The Evangelical Church of the Redeemer (Basilica of Constantine) was originally an audience hall for the Roman emperors who resided in the city in the 4th century. In 1614, the south and east walls were demolished and the rest was incorporated into the bishop's new residence, the Electoral Palace. Between 1844 and 1856, the building was restored and donated to the Protestant cult. Severely damaged by an American air raid, it was rebuilt in the 1950s. Since 1986, the Basilica of Constantine has been a UNESCO World Heritage Site.
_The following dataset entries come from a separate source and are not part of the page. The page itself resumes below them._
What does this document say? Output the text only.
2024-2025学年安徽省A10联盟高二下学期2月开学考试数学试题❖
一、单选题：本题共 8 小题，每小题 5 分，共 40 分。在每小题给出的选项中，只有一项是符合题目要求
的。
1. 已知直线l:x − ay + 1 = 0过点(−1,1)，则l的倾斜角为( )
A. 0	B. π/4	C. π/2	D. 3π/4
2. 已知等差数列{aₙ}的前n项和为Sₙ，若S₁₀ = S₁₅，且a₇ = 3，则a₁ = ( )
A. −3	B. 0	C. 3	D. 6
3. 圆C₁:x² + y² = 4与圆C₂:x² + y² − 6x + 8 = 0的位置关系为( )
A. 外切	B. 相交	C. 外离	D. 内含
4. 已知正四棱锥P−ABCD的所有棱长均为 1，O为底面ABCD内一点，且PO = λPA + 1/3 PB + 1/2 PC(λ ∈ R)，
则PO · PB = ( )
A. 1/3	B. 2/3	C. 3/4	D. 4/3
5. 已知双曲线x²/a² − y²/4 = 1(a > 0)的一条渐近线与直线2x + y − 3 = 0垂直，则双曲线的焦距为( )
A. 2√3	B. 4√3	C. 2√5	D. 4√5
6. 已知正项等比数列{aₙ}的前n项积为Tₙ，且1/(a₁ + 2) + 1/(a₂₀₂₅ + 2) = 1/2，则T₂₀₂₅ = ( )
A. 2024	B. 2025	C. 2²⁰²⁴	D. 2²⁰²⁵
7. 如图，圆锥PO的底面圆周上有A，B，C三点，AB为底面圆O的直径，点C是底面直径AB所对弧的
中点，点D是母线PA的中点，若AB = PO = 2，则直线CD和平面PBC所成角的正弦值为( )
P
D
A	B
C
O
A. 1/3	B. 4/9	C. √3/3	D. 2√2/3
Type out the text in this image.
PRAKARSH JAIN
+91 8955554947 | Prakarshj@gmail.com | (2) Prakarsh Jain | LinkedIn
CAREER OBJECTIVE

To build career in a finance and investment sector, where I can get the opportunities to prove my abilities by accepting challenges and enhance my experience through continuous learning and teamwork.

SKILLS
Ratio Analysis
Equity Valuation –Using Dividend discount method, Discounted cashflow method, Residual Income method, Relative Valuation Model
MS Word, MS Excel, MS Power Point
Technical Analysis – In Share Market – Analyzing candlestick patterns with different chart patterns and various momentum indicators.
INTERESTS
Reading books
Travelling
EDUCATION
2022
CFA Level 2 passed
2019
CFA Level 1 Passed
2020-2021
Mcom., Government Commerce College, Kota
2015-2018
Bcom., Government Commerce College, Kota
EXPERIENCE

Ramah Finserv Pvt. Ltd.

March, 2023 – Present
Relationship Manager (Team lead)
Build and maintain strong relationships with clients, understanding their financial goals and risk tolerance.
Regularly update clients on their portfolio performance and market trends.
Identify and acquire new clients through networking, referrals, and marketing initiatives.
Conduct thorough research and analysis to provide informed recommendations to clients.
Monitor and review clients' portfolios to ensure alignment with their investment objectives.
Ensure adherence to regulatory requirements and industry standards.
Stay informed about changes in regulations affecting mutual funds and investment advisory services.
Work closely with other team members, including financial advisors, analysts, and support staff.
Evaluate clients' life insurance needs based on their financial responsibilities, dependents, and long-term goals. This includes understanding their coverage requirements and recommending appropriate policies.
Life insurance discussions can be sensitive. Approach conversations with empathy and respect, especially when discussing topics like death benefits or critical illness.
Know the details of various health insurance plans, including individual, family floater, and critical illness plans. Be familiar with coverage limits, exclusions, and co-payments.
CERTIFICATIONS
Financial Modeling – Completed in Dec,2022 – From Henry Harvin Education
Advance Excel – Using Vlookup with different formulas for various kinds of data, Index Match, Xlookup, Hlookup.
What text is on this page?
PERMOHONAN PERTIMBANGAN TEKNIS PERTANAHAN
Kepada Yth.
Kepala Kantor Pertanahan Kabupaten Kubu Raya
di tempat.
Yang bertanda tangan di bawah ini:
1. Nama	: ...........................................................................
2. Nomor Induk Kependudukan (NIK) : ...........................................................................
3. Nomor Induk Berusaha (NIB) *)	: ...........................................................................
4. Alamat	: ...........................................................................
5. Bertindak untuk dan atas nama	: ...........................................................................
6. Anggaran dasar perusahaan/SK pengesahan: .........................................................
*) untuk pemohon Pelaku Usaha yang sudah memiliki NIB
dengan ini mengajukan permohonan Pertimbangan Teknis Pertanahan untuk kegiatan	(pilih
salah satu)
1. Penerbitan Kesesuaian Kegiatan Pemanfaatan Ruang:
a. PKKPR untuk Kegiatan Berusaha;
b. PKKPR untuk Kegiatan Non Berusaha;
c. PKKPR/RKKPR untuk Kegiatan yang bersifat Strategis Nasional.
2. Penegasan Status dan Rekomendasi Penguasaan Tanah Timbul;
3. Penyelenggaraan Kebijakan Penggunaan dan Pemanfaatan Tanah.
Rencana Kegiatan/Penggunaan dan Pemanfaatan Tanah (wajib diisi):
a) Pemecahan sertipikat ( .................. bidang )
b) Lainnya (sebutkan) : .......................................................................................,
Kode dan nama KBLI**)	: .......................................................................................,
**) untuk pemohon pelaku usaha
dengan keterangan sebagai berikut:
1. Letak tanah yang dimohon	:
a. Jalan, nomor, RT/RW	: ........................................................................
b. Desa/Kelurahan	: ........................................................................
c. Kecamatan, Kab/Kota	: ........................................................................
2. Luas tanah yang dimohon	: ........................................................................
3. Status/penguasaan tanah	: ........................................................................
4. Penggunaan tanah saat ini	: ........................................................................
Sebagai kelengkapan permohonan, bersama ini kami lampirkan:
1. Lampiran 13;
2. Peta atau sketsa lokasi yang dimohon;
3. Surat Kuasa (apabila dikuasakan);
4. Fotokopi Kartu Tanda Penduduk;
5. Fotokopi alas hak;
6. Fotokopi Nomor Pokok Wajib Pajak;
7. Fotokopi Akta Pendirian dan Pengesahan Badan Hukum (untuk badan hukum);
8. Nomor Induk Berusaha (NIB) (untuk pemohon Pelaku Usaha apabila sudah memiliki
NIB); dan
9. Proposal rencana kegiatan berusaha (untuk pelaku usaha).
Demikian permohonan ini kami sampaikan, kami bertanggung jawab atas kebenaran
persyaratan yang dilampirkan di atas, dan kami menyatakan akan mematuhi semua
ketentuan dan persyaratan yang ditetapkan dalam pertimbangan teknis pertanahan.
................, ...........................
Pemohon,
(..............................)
The Church of Our Lady was founded around 1230 and is, together with the Elisabeth Church in Marburg, the oldest Gothic church in Germany. The church owes its origin to the former cathedral complex of the 4th century, which consisted of a double church. Built as a separate church but liturgically close to the cathedral, the two were finally separated in 1803. In the second half of the 19th century, a major restoration took place. As a result, part of the baroque furniture was replaced by neo-gothic furniture.
Trier Cathedral is Germany's oldest cathedral, built between 310 and 320 in the time of Constantine the Great (306-337). The first cathedral in the 4th century was destroyed by the Franks, and a further destruction took place in 882 during Viking raids in the Rhineland. The most important building phases that followed were in the 10th century (under Bishop Egbert), in the 13th century (for the interior of the cathedral), from the 14th to the 16th century (for the exterior). Restorations were undertaken in the 19th century, to restore it to its medieval appearance, and after the Second World War. Since 1986, Trier Cathedral has been listed as a UNESCO World Heritage Site.